Do not be anxious about anything, but in everything, by prayer and petition, with thanksgiving, present your requests to God. (Philippians 6:6)

Prayer is not overcoming God's reluctance ... it is laying hold of his highest willingness.

--Richard Trench

Rachel was about 2 months pregnant with our oldest child on September 11, 2001.  This means that I haven't yet had to explain that awful day to any of my children.  So far they are blissfully unaware of evil and tragedy of that scope.  I remember that there was a lot on the news shows about how to talk to kids about it.  But it still seems like it would be a difficult task.

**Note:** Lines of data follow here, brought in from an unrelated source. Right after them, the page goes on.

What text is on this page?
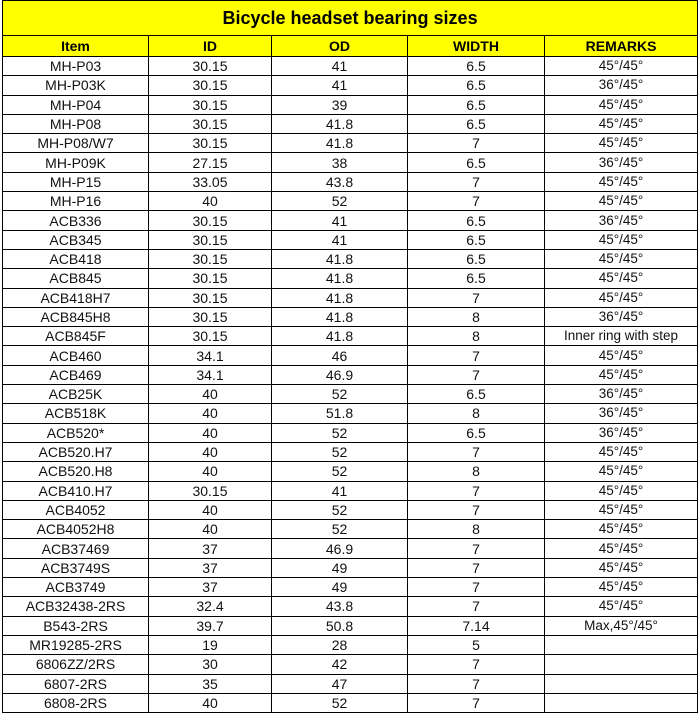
Bicycle headset bearing sizes				
Item	ID	OD	WIDTH	REMARKS
MH-P03	30.15	41	6.5	45°/45°
MH-P03K	30.15	41	6.5	36°/45°
MH-P04	30.15	39	6.5	45°/45°
MH-P08	30.15	41.8	6.5	45°/45°
MH-P08/W7	30.15	41.8	7	45°/45°
MH-P09K	27.15	38	6.5	36°/45°
MH-P15	33.05	43.8	7	45°/45°
MH-P16	40	52	7	45°/45°
ACB336	30.15	41	6.5	36°/45°
ACB345	30.15	41	6.5	45°/45°
ACB418	30.15	41.8	6.5	45°/45°
ACB845	30.15	41.8	6.5	45°/45°
ACB418H7	30.15	41.8	7	45°/45°
ACB845H8	30.15	41.8	8	36°/45°
ACB845F	30.15	41.8	8	Inner ring with step
ACB460	34.1	46	7	45°/45°
ACB469	34.1	46.9	7	45°/45°
ACB25K	40	52	6.5	36°/45°
ACB518K	40	51.8	8	36°/45°
ACB520*	40	52	6.5	36°/45°
ACB520.H7	40	52	7	45°/45°
ACB520.H8	40	52	8	45°/45°
ACB410.H7	30.15	41	7	45°/45°
ACB4052	40	52	7	45°/45°
ACB4052H8	40	52	8	45°/45°
ACB37469	37	46.9	7	45°/45°
ACB3749S	37	49	7	45°/45°
ACB3749	37	49	7	45°/45°
ACB32438-2RS	32.4	43.8	7	45°/45°
B543-2RS	39.7	50.8	7.14	Max,45°/45°
MR19285-2RS	19	28	5	
6806ZZ/2RS	30	42	7	
6807-2RS	35	47	7	
6808-2RS	40	52	7	
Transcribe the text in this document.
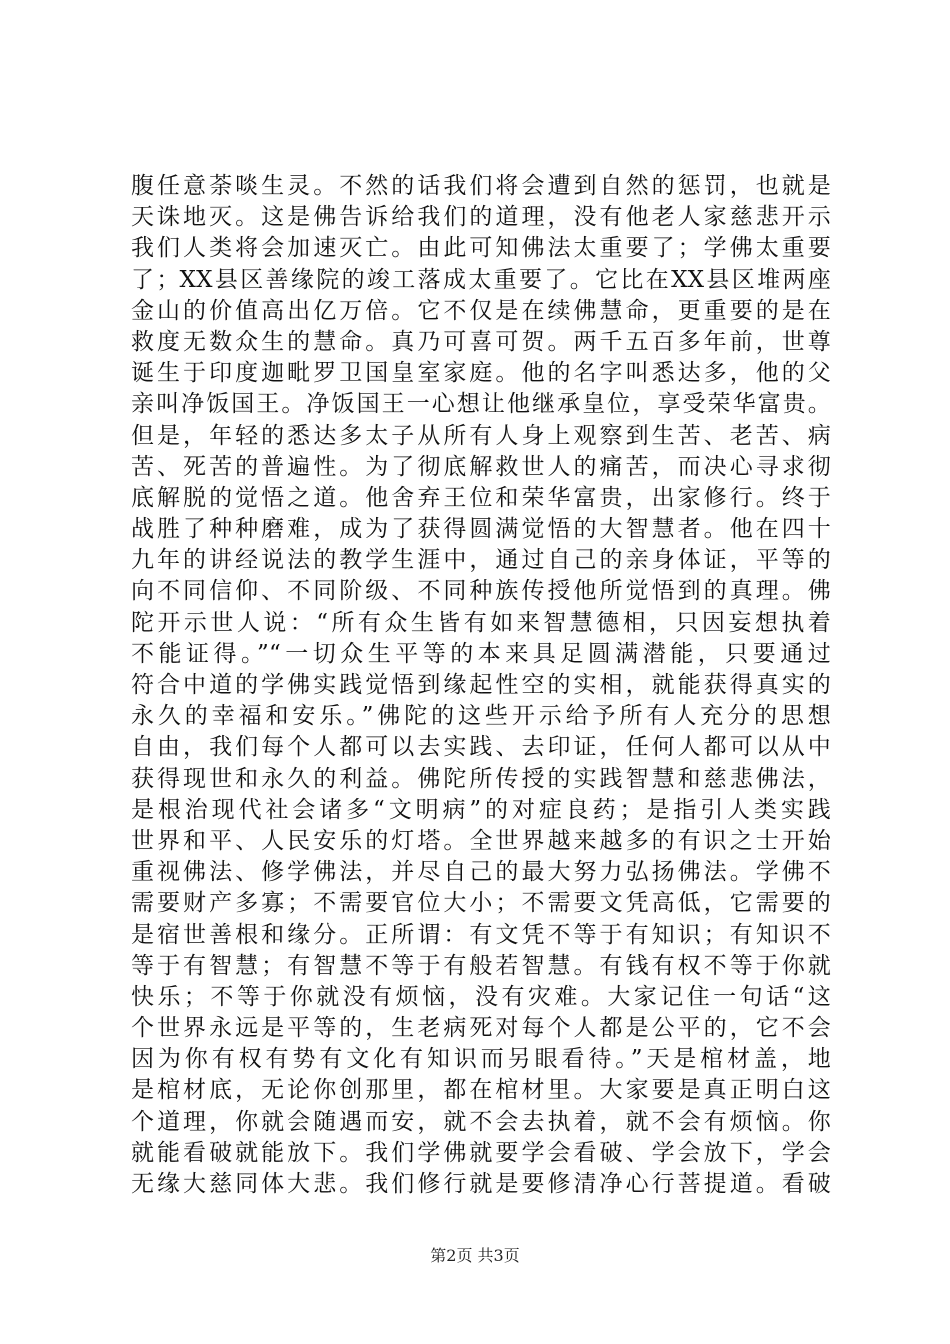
腹任意荼啖生灵。不然的话我们将会遭到自然的惩罚，也就是
天诛地灭。这是佛告诉给我们的道理，没有他老人家慈悲开示
我们人类将会加速灭亡。由此可知佛法太重要了；学佛太重要
了；XX县区善缘院的竣工落成太重要了。它比在XX县区堆两座
金山的价值高出亿万倍。它不仅是在续佛慧命，更重要的是在
救度无数众生的慧命。真乃可喜可贺。两千五百多年前，世尊
诞生于印度迦毗罗卫国皇室家庭。他的名字叫悉达多，他的父
亲叫净饭国王。净饭国王一心想让他继承皇位，享受荣华富贵。
但是，年轻的悉达多太子从所有人身上观察到生苦、老苦、病
苦、死苦的普遍性。为了彻底解救世人的痛苦，而决心寻求彻
底解脱的觉悟之道。他舍弃王位和荣华富贵，出家修行。终于
战胜了种种磨难，成为了获得圆满觉悟的大智慧者。他在四十
九年的讲经说法的教学生涯中，通过自己的亲身体证，平等的
向不同信仰、不同阶级、不同种族传授他所觉悟到的真理。佛
陀开示世人说：“所有众生皆有如来智慧德相，只因妄想执着
不能证得。”“一切众生平等的本来具足圆满潜能，只要通过
符合中道的学佛实践觉悟到缘起性空的实相，就能获得真实的
永久的幸福和安乐。”佛陀的这些开示给予所有人充分的思想
自由，我们每个人都可以去实践、去印证，任何人都可以从中
获得现世和永久的利益。佛陀所传授的实践智慧和慈悲佛法，
是根治现代社会诸多“文明病”的对症良药；是指引人类实践
世界和平、人民安乐的灯塔。全世界越来越多的有识之士开始
重视佛法、修学佛法，并尽自己的最大努力弘扬佛法。学佛不
需要财产多寡；不需要官位大小；不需要文凭高低，它需要的
是宿世善根和缘分。正所谓：有文凭不等于有知识；有知识不
等于有智慧；有智慧不等于有般若智慧。有钱有权不等于你就
快乐；不等于你就没有烦恼，没有灾难。大家记住一句话“这
个世界永远是平等的，生老病死对每个人都是公平的，它不会
因为你有权有势有文化有知识而另眼看待。”天是棺材盖，地
是棺材底，无论你创那里，都在棺材里。大家要是真正明白这
个道理，你就会随遇而安，就不会去执着，就不会有烦恼。你
就能看破就能放下。我们学佛就要学会看破、学会放下，学会
无缘大慈同体大悲。我们修行就是要修清净心行菩提道。看破
第2页 共3页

Author and preacher Erwin McManus talks about having to explain 9/11 to his children, then 13 and 9:

"...I remember sitting down with our kids. Now, I knew what I wanted to tell them. I wanted to tell them that old cliché-the safest place to be is in the center of the will of God. Haven't you heard that? The safest place to be is in the center of the will of God. It's so beautiful. It's just so unbiblical.

I wanted to tell them, "Look, we're Christians. We're followers of Jesus Christ, so this would never happen to us. We're on the other side of the country. It's really, really far away. If you'll just walk with Christ, you don't have anything to worry about." In fact, what I wanted to do was give them a good, old, Christian lie.

But I knew that I had to tell them the truth. And so I told my children that morning that what we learned is that we have no control over when we die, or even how we die, but what we have control over is how we live."

Is it really any different with anyone?  When faced with tragedy, don't we want to tell each other that "everything will be OK," or "God wouldn't let that happen to us?"  Never mind that Jesus assured his followers that they would face troubles in this world (John 16:33).  It's still tempting to seek consolation in false notions of safety.

But Paul suggests another route to courage--one that doesn't seek to avoid pain or troubles.  As we'll see this morning, Paul points to the power of prayer in living a courageous life.

That's a dangerous phrase: "the power of prayer."  It's open to significant misunderstanding.  So today we'll look more closely at the power of prayer.  We'll seek to understand how such prayer can bring with it a "peace that passes all understanding."  I hope you'll get a glimpse of that peace this morning.